The day of the wedding set the tone for the relationship with her new mom. The ceremony was an hour late getting started since the maid-of-honor, a position grudging offered to Cathy to begin with, showed up an hour late with a surprise for everyone. Little sixteen-year old Cathy Moran staggered down the aisle drunk as a factory worker on payday, waving happily at the assembled guests with a silly grin pasted on her face. Adding to the spectacle, her dad got to see her new jewelry for the first time as she drew nearer. A thick band of silver hung from her nose, still swollen from the piercing only hours before.
The more witty guests would later comment at the reception that the wedding was a success as it had ensured job security for the groom. His daughter alone could keep Scott Moran’s psychology practice going for years.
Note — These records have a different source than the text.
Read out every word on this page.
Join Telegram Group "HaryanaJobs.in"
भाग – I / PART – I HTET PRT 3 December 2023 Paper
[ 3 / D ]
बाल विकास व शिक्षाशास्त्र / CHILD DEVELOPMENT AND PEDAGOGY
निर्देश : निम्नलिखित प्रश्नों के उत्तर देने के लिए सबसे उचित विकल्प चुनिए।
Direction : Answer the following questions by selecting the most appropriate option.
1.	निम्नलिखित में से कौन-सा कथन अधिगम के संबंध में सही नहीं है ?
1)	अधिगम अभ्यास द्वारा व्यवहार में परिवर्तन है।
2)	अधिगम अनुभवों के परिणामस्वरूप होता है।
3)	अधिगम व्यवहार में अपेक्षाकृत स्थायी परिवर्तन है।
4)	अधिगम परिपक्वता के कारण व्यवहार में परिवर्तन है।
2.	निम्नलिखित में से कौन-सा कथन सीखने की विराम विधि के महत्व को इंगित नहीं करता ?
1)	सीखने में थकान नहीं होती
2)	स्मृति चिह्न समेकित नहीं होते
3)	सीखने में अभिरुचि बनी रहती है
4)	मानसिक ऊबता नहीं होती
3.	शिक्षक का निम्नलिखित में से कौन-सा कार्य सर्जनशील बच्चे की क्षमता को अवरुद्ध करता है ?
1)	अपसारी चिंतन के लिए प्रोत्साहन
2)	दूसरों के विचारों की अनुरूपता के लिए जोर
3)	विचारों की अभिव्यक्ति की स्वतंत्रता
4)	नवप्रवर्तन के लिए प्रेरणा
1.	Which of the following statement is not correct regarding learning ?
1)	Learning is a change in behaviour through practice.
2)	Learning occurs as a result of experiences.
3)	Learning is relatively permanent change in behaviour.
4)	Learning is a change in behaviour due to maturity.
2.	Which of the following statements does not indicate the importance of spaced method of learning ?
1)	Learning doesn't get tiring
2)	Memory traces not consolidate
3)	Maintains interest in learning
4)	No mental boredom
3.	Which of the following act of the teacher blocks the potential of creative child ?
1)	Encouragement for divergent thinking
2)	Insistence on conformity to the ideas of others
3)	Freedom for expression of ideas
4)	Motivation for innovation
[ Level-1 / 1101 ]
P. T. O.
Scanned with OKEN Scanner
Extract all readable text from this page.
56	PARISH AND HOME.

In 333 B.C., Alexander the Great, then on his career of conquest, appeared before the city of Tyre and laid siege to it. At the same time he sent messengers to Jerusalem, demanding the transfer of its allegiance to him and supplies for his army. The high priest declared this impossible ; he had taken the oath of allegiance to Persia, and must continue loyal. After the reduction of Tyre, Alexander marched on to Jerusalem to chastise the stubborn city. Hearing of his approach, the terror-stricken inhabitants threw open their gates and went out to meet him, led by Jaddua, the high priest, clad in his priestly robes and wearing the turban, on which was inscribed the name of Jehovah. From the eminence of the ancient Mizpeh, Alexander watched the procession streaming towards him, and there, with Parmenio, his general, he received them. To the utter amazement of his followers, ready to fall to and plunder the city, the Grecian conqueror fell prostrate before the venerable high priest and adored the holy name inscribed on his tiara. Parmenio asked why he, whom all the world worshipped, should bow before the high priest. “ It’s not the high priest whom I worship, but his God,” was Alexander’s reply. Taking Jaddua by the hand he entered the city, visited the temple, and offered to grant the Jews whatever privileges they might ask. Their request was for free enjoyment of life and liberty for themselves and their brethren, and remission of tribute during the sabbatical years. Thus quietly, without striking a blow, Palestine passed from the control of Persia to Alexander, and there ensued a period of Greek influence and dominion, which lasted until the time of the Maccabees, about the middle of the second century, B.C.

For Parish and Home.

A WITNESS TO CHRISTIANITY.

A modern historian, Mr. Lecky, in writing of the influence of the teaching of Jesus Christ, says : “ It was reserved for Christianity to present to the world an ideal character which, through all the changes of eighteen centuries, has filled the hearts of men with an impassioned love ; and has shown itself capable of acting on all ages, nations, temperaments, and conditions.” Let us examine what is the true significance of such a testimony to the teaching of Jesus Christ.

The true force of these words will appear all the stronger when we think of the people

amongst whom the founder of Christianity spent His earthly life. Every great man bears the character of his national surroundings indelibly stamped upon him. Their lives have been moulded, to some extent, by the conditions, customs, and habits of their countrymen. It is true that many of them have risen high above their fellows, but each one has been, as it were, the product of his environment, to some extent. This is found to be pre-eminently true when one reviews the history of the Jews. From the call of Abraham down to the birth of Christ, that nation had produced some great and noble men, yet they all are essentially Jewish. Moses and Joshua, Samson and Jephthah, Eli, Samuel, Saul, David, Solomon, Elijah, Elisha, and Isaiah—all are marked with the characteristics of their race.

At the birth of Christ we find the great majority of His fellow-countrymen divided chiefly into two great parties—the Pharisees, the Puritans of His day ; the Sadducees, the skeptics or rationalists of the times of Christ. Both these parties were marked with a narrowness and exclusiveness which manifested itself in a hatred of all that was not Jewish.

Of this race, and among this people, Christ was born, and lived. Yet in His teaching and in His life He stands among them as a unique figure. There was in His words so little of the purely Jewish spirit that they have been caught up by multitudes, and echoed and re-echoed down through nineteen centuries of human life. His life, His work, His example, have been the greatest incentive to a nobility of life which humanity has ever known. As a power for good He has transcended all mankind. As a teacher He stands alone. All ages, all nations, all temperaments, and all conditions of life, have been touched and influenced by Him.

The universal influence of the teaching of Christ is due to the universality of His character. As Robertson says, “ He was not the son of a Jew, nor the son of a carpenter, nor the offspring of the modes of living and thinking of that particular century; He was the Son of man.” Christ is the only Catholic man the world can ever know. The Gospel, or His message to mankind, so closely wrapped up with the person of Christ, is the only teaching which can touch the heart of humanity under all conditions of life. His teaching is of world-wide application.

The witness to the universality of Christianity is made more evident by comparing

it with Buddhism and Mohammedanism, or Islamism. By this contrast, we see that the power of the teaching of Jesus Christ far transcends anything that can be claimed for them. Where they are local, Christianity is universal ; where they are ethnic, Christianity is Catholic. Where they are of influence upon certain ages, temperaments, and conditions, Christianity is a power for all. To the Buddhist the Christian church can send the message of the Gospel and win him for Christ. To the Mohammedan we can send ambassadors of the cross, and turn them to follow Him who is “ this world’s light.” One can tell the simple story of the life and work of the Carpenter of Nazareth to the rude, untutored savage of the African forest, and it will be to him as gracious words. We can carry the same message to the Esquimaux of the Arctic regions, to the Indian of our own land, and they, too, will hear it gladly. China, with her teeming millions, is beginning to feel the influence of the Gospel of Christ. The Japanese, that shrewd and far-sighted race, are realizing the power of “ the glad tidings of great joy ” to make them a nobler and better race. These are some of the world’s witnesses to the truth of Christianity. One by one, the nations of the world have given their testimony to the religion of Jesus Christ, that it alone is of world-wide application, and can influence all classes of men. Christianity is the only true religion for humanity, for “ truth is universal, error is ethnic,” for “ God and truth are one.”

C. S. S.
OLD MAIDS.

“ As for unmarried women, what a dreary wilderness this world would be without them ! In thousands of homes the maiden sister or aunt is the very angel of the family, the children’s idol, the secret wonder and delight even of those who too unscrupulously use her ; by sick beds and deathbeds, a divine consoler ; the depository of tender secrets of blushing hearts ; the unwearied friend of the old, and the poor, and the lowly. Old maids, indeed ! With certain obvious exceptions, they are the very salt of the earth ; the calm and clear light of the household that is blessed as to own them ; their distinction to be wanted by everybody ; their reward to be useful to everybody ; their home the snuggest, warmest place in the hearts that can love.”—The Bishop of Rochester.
Cathy pushed aside the towels. Way in the back, behind the bottle of Scope and Liquid Plummer, was a small ceramic jar with a cork lid. She pulled this out. The jar felt cool in her hands. She pried open the tight fitting lid. Inside was a Zip-loc baggy. And inside that was exactly what the doctor ordered. Bud directly from Humbolt County in Northern California, or so Nikki Tomlinson had promised when she’d sold it to her. Whether Nikki was telling the truth or whether she was full of shit, it was the best weed Cathy had ever smoked. And in the last year she had become somewhat of a connoisseur.